Beyoncé’s Parkwood Entertainment Sued Over ‘Alien Superstar’ Intro Sample
While Beyoncé did license a 1998 dance track for her 2022 Renaissance hit, a new lawsuit says she cleared the sample with the wrong person.

Beyoncé’s company Parkwood Entertainment is facing a lawsuit over a sample used as the introduction to her hit 2022 Renaissance track “Alien Superstar,” with an indie label saying the house musician who licensed his 1998 song “Moonraker” doesn’t actually own the rights.
The allegations came in a Tuesday (July 29) legal complaint against Parkwood, Sony, Warner Chappell and dance musician John Holiday, who goes by the stage names Foremost Poets and Johnny Dangerous. Beyoncé herself is not named as a defendant.
The federal lawsuit centers on the introduction to “Alien Superstar,” which peaked at No. 19 on the Billboard Hot 100 in 2022: “Please do not be alarmed, remain calm/ Do not attempt to leave the dancefloor/ The DJ booth is conducting a troubleshoot of the entire system.”
This intro is a sample from Holiday’s house song “Moonraker,” and Beyoncé’s lengthy Renaissance credits name Holiday as a co-writer. Tuesday’s lawsuit says Beyoncé licensed the sample from Holiday himself — but adds that he doesn’t own the track.
According to Shuji Hirose, the founder and owner of indie house music label Soundmen on Wax Records, he bought all the copyrights to “Moonraker” for a flat fee of $1,500 when his company released the song in 1998.
“Despite widespread domestic and international distribution and publication of the sound recording ‘Moonraker’ by Soundmen on Wax Ltd. since 1998, defendants Parkwood, Sony Music Entertainment and Sony Music Publishing opted to contract with defendant Holiday for a master use license of the sound recording ‘Moonraker’ to create the infringing derivative work, ‘Alien Superstar,’” writes Hirose’s attorney DaShawn Hayes.
Hirose says that if anybody has the right to license “Moonraker, it’s him.
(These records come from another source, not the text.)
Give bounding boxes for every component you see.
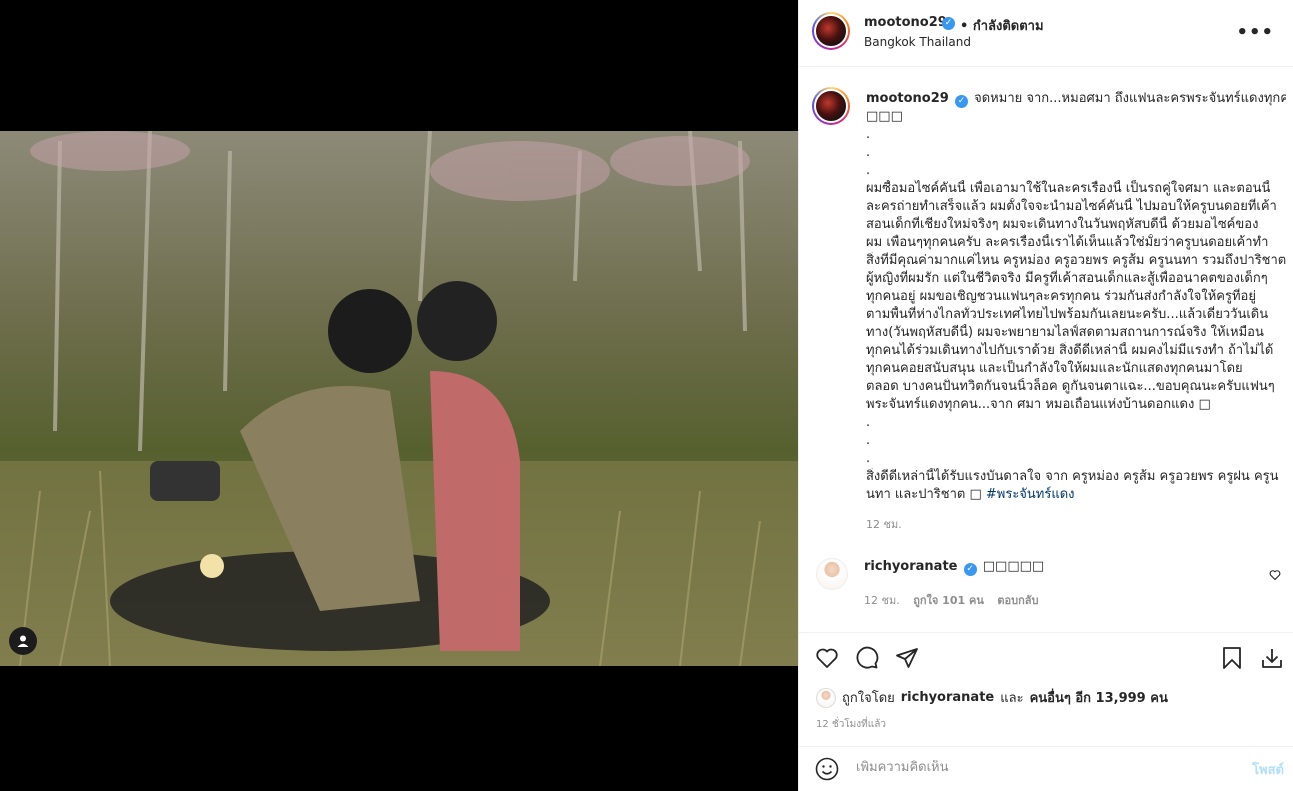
post-caption: mootono29 ✓ จดหมาย จาก...หมอศมา ถึงแฟนละ…: [866, 90, 1286, 534]
caption-line: นทา และปาริชาต □: [866, 487, 982, 502]
comment-body: richyoranate ✓ □□□□□: [864, 559, 1045, 576]
author-avatar[interactable]: [812, 12, 850, 50]
save-bookmark-icon[interactable]: [1218, 644, 1246, 672]
add-comment-bar: โพสต์: [799, 746, 1293, 791]
instagram-post-view: mootono29 ✓ • กำลังติดตาม Bangkok Thaila…: [0, 0, 1293, 791]
caption-line: .: [866, 451, 871, 466]
post-header: mootono29 ✓ • กำลังติดตาม Bangkok Thaila…: [799, 0, 1293, 67]
comment-time[interactable]: 12 ชม.: [864, 594, 900, 607]
caption-line: จดหมาย จาก...หมอศมา ถึงแฟนละครพระจันทร์แ…: [974, 91, 1286, 106]
caption-line: .: [866, 145, 871, 160]
caption-last-line: นทา และปาริชาต □ #พระจันทร์แดง: [866, 486, 1286, 504]
post-photo[interactable]: [0, 131, 798, 666]
liked-by-user[interactable]: richyoranate: [901, 690, 994, 705]
liked-by-others[interactable]: คนอื่นๆ อีก 13,999 คน: [1030, 687, 1168, 708]
post-actions: ถูกใจโดย richyoranate และ คนอื่นๆ อีก 13…: [799, 632, 1293, 746]
caption-author-avatar[interactable]: [812, 87, 850, 125]
verified-badge-icon: ✓: [954, 95, 968, 108]
caption-line: .: [866, 127, 871, 142]
liked-by-summary: ถูกใจโดย richyoranate และ คนอื่นๆ อีก 13…: [816, 687, 1168, 708]
caption-line: สอนเด็กที่เชียงใหม่จริงๆ ผมจะเดินทางในวั…: [866, 217, 1259, 232]
caption-line: .: [866, 433, 871, 448]
caption-line: ทาง(วันพฤหัสบดีนี้) ผมจะพยายามไลฟ์สดตามส…: [866, 325, 1264, 340]
like-heart-icon[interactable]: [813, 644, 841, 672]
liked-by-joiner: และ: [1000, 691, 1024, 706]
post-location[interactable]: Bangkok Thailand: [864, 35, 971, 49]
verified-badge-icon: ✓: [963, 563, 977, 576]
caption-time[interactable]: 12 ชม.: [866, 516, 1286, 534]
caption-line: ทุกคนคอยสนับสนุน และเป็นกำลังใจให้ผมและน…: [866, 361, 1243, 376]
follow-status[interactable]: • กำลังติดตาม: [960, 15, 1044, 36]
emoji-icon[interactable]: [815, 757, 839, 785]
caption-line: ทุกคนอยู่ ผมขอเชิญชวนแฟนๆละครทุกคน ร่วมก…: [866, 289, 1256, 304]
reply-button[interactable]: ตอบกลับ: [997, 594, 1038, 607]
more-horizontal-icon[interactable]: •••: [1236, 22, 1274, 43]
caption-line: พระจันทร์แดงทุกคน...จาก ศมา หมอเถื่อนแห่…: [866, 397, 1211, 412]
caption-line: ผมซื้อมอไซค์คันนี้ เพื่อเอามาใช้ในละครเร…: [866, 181, 1271, 196]
comment-likes[interactable]: ถูกใจ 101 คน: [913, 594, 984, 607]
caption-line: สิ่งที่มีคุณค่ามากแค่ไหน ครูหม่อง ครูอวย…: [866, 253, 1286, 268]
liked-by-prefix: ถูกใจโดย: [842, 691, 895, 706]
caption-author-username[interactable]: mootono29: [866, 91, 949, 106]
caption-line: ผู้หญิงที่ผมรัก แต่ในชีวิตจริง มีครูที่เ…: [866, 271, 1268, 286]
verified-badge-icon: ✓: [942, 17, 955, 30]
caption-line: ทุกคนได้ร่วมเดินทางไปกับเราด้วย สิ่งดีดี…: [866, 343, 1274, 358]
comment-meta: 12 ชม. ถูกใจ 101 คน ตอบกลับ: [864, 591, 1038, 609]
add-comment-input[interactable]: [856, 760, 1226, 775]
comment-text: □□□□□: [982, 559, 1045, 574]
caption-line: สิ่งดีดีเหล่านี้ได้รับแรงบันดาลใจ จาก คร…: [866, 469, 1279, 484]
post-comment-button[interactable]: โพสต์: [1252, 759, 1284, 780]
photo-illustration: [0, 131, 798, 666]
caption-line: ละครถ่ายทำเสร็จแล้ว ผมตั้งใจจะนำมอไซค์คั…: [866, 199, 1277, 214]
caption-line: .: [866, 163, 871, 178]
share-send-icon[interactable]: [893, 644, 921, 672]
caption-line: .: [866, 415, 871, 430]
tagged-users-icon[interactable]: [9, 627, 37, 655]
comment-bubble-icon[interactable]: [853, 644, 881, 672]
caption-line: ผม เพื่อนๆทุกคนครับ ละครเรื่องนี้เราได้เ…: [866, 235, 1269, 250]
download-icon[interactable]: [1258, 644, 1286, 672]
post-time-ago[interactable]: 12 ชั่วโมงที่แล้ว: [816, 717, 886, 732]
caption-line: ตามพื้นที่ห่างไกลทั่วประเทศไทยไปพร้อมกัน…: [866, 307, 1269, 322]
commenter-username[interactable]: richyoranate: [864, 559, 957, 574]
post-media-panel: [0, 0, 798, 791]
caption-first-line: mootono29 ✓ จดหมาย จาก...หมอศมา ถึงแฟนละ…: [866, 90, 1286, 108]
comment-heart-icon[interactable]: [1269, 566, 1281, 585]
hashtag-link[interactable]: #พระจันทร์แดง: [986, 487, 1075, 502]
liker-avatar[interactable]: [816, 687, 836, 708]
post-side-panel: mootono29 ✓ • กำลังติดตาม Bangkok Thaila…: [798, 0, 1293, 791]
caption-line: □□□: [866, 109, 903, 124]
commenter-avatar[interactable]: [816, 558, 848, 590]
author-username[interactable]: mootono29: [864, 15, 947, 30]
caption-line: ตลอด บางคนปั่นทวิตกันจนนิ้วล็อค ดูกันจนต…: [866, 379, 1275, 394]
Because Beyoncé’s team did not clear the sample with Hirose, the label owner is now bringing claims for copyright infringement and seeking a portion of the royalties and sale profits from “Alien Superstar.”
The lawsuit also accuses Holiday of breach of contract, claiming he violated the terms of their 1998 distribution deal by licensing “Moonraker” to Beyoncé when he didn’t actually own the rights.
Reps for Parkwood, Sony and Warner Chappell did not immediately return requests for comment on Wednesday (July 30).
Beyoncé’s extensive samples and interpolations on Renaissance were a focal point of discussion when the dance album debuted at No. 1 on the Billboard 200 in August 2022. Some artists celebrated their references on the record, like “Show Me Love” singer Robin S, while others, such as “Milkshake” hitmaker Kelis, were less pleased.
Last year, a little-known New Orleans group sued Beyoncé over the chart-topping Renaissance hit “Break My Soul.” That suit, which was quickly dropped, claimed the properly-cleared Big Freedia sample on “Break My Soul” copied lyrics from their own 2002 track “Release a Wiggle.”